お互いほろ酔いながら、足取りはしっかりとしていて、向かう先は鷹宮さんのマンション。
玄関ドアを開け入るなり、壁に追い込まれる。
「キスしていいか?」と甘くハスキーな声が尋ねてくる。
緊張で頷くことしかできないでいると、鷹宮さんが、銀縁のフレームを掴んで外し、メガネを胸ポケットに仕舞う仕草に胸がときめく。
トキメキは、フェチだけのせいじゃない。
彼を好きだからだ。
唇同士がそっと触れ合う。
離れて、また、触れ合うキス。
味わうように唇を喰んで、飢えていたように何度も何度も貪るキス。
お互いの体をなぞり、一枚一枚お互いの衣服を剥がし、素肌で抱き合う。素肌に堕ちるキスの雨音を室内で響かせ、お互いの官能を高めた後ベットで重なり合った。

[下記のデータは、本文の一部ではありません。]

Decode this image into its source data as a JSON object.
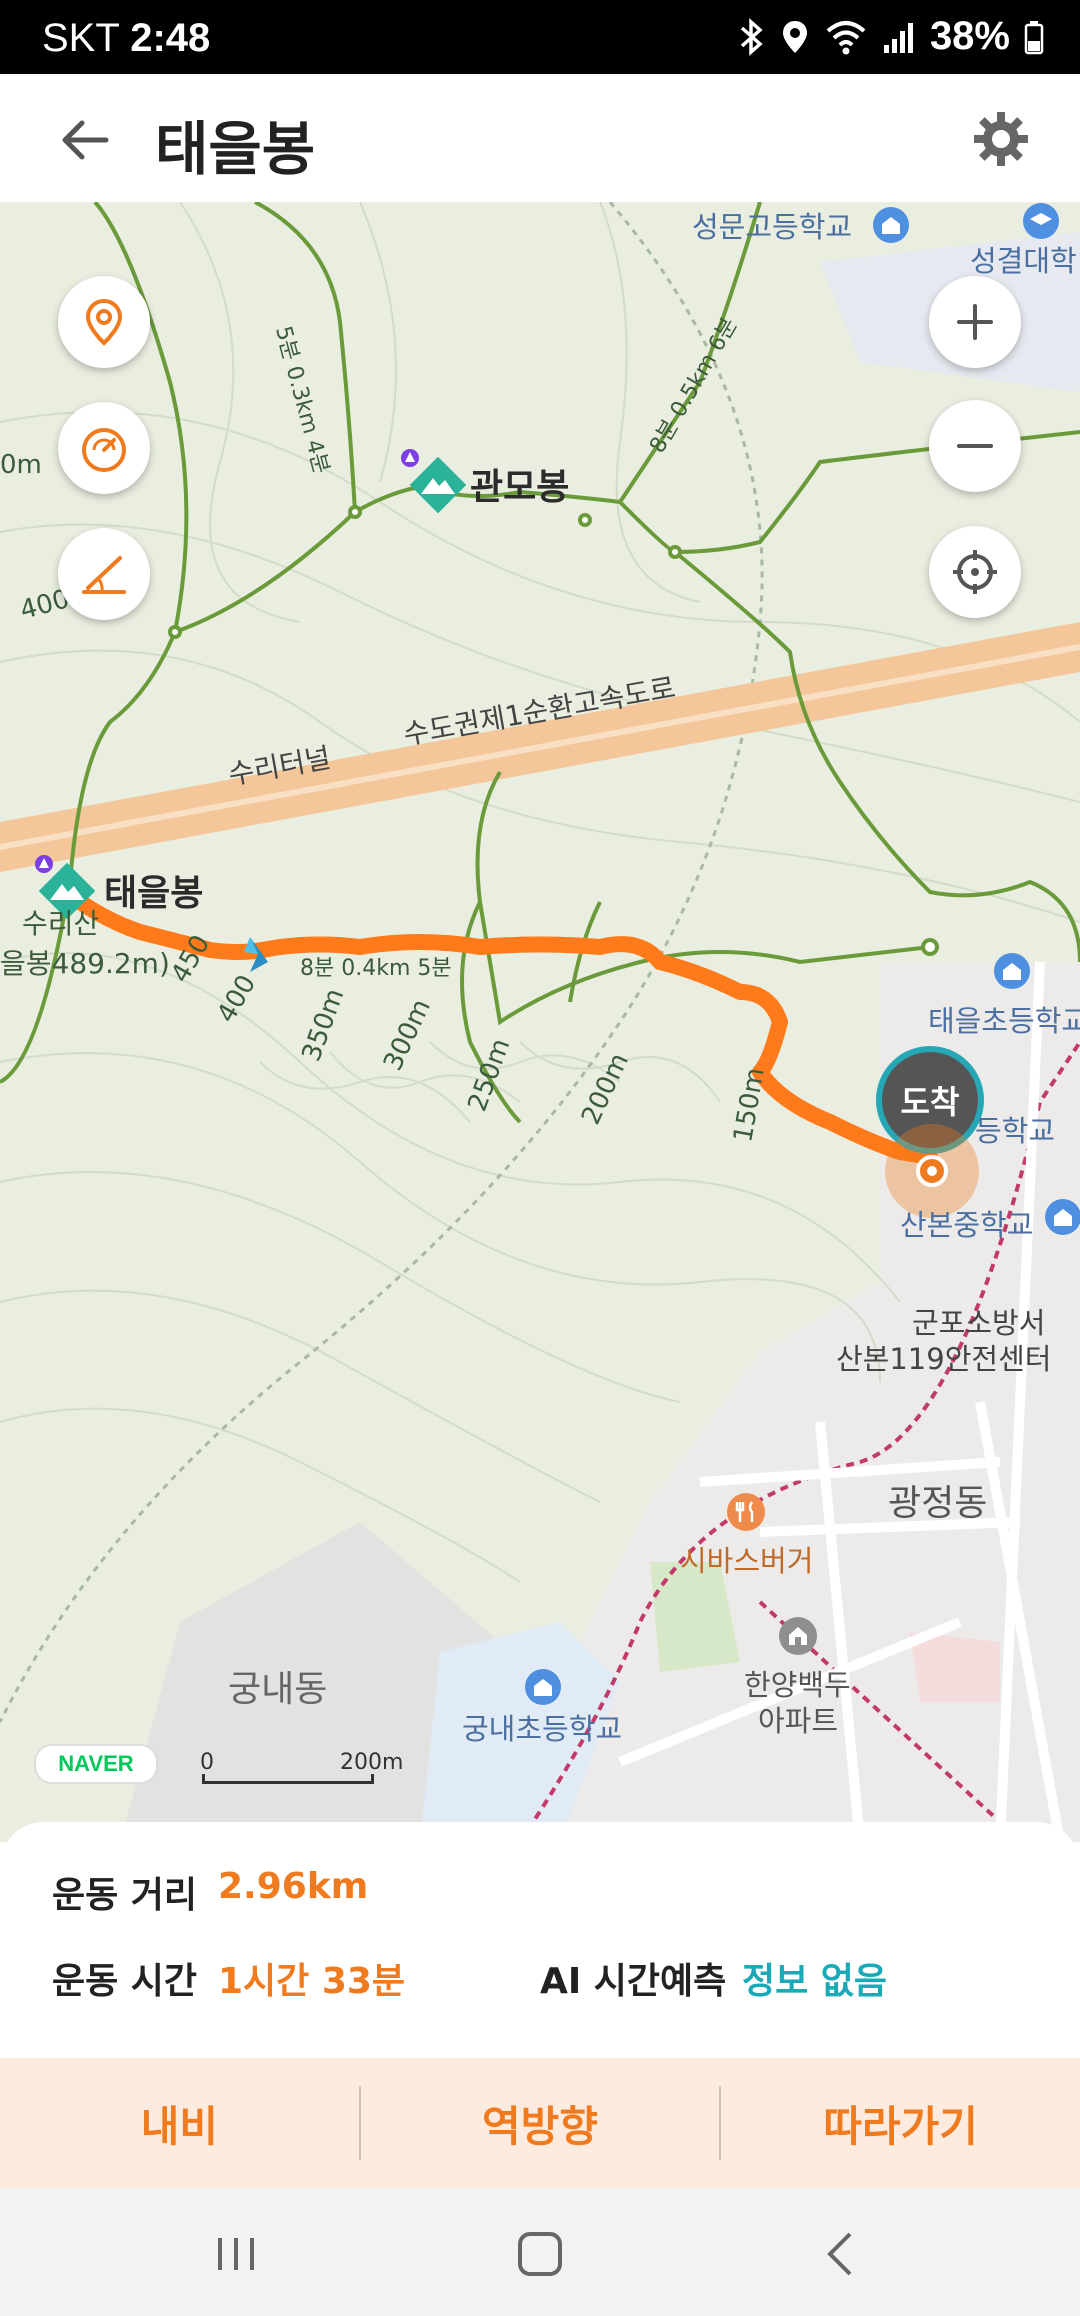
{
  "status_bar": {
    "carrier": "SKT",
    "time": "2:48",
    "battery": "38%"
  },
  "header": {
    "title": "태을봉",
    "back_icon": "arrow-left-icon",
    "settings_icon": "gear-icon"
  },
  "map": {
    "labels": {
      "school_seongmun": "성문고등학교",
      "seonggyeol": "성결대학",
      "gwanmobong": "관모봉",
      "taeeulbong": "태을봉",
      "suri_tunnel": "수리터널",
      "expressway": "수도권제1순환고속도로",
      "taeeul_elem": "태을초등학교",
      "middle_high": "등학교",
      "sanbon_middle": "산본중학교",
      "fire_station": "군포소방서",
      "rescue_center": "산본119안전센터",
      "gwangjeong": "광정동",
      "sibas": "시바스버거",
      "hanyang": "한양백두",
      "apartment": "아파트",
      "gungnae_dong": "궁내동",
      "gungnae_elem": "궁내초등학교",
      "suri_san": "수리산",
      "summit_height": "을봉489.2m)",
      "trail_a": "5분 0.3km 4분",
      "trail_b": "8분 0.5km 6분",
      "trail_c": "8분 0.4km 5분",
      "arrival": "도착",
      "c400a": "400",
      "c400b": "400",
      "c450": "450",
      "c350": "350m",
      "c300": "300m",
      "c250": "250m",
      "c200": "200m",
      "c150": "150m",
      "c0m": "0m"
    },
    "naver_logo": "NAVER",
    "scale_zero": "0",
    "scale_label": "200m"
  },
  "stats": {
    "distance_label": "운동 거리",
    "distance_value": "2.96km",
    "time_label": "운동 시간",
    "time_value": "1시간 33분",
    "ai_label": "AI 시간예측",
    "ai_value": "정보 없음"
  },
  "actions": {
    "navi": "내비",
    "reverse": "역방향",
    "follow": "따라가기"
  },
  "colors": {
    "accent": "#f07a1e",
    "teal": "#19a9b7",
    "route": "#ff7a1a"
  }
}
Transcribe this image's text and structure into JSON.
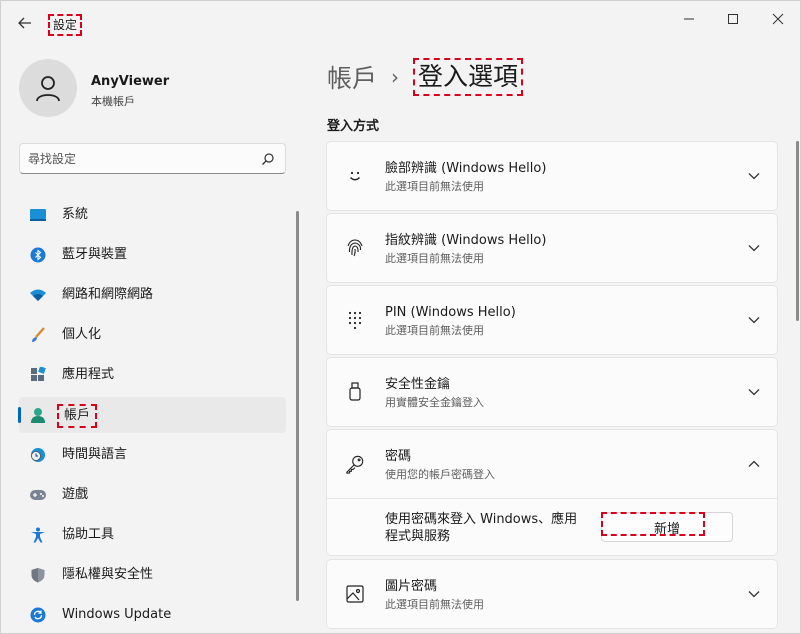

薄れていく意識の中で、疲れた体の背中に文字を書く人に、引き戻されていく。
『XOXO』
耳元で「愛してるよ」と囁き、耳と背にキスの後、包むように抱きしめて、深い眠りに沈んでいく人。
そんな彼の手を取り、手のひらに『ily2』と初めて返事を返した後、指を絡め手の甲にキスを返す。
この、男らしい手も好き。
彼だから、彼の全て愛おしい。
どうやら、私は鷹宮さん限定でフェチらしい。